Birkaç ay sonra ikinci yılı da doldurdum. Üçüncü poliçe için yine eleman geldi. Ancak eleman terfi etmişti. Artık merkezden gönderilen bir satış elemanı değildi. Kendi adına bir acenta açmıştı. Nedense bu sefer gözüme eskisi kadar güler yüzlü görünmedi.
Laptop'u açtı. Yine bir hesap çıkardı. İnanılmaz, geçen yıl ödediğimin neredeyse 3 katıydı. İndirim filan da yoktu. "Nasıl yani, ben yalnızca iki kere muayene oldum" diye itiraz edecek oldum. Önüme hemen hasar - prim oranını koydu; "mutena" hastanedeki sarılık testi geçen yıl ödediğim primin neredeyse üçte ikisine eşitti. Öylesine yapılan bir test bana pahalıya mal olmuştu.

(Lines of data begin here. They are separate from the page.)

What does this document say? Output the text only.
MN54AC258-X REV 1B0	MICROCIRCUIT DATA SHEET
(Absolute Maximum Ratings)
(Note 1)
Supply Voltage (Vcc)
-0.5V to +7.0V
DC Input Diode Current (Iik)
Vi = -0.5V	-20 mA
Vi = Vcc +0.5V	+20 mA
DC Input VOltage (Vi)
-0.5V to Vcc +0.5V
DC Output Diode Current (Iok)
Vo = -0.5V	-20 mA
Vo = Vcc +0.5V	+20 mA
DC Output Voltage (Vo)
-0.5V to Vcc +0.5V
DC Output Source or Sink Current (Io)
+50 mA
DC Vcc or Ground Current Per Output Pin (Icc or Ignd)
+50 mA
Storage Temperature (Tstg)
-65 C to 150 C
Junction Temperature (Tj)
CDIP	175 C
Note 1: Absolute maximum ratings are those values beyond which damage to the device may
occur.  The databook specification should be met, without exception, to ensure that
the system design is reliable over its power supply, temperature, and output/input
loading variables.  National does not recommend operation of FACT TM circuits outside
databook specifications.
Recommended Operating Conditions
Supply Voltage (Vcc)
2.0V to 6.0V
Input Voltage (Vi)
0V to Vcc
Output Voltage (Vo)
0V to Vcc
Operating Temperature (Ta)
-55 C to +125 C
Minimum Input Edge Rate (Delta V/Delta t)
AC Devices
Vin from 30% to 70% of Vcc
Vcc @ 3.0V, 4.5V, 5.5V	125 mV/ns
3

Ama özel hastaneler bunu hep yapıyor. Sağlık sigortası olanlara hemen televizyonlu, en lüks odalar öneriliyor. Nasıl olsa sigorta şirketi ödüyor diye faturalar iyice şişiriliyor. Bu işten zararlı çıkansa hep tüketici oluyor. Çünkü sigorta şirketleri nasıl olsa bu faturaların acısını hastadan sürprim alarak, poliçe fiyatlarına yansıtarak çıkartmanın bir yolunu buluyorlar.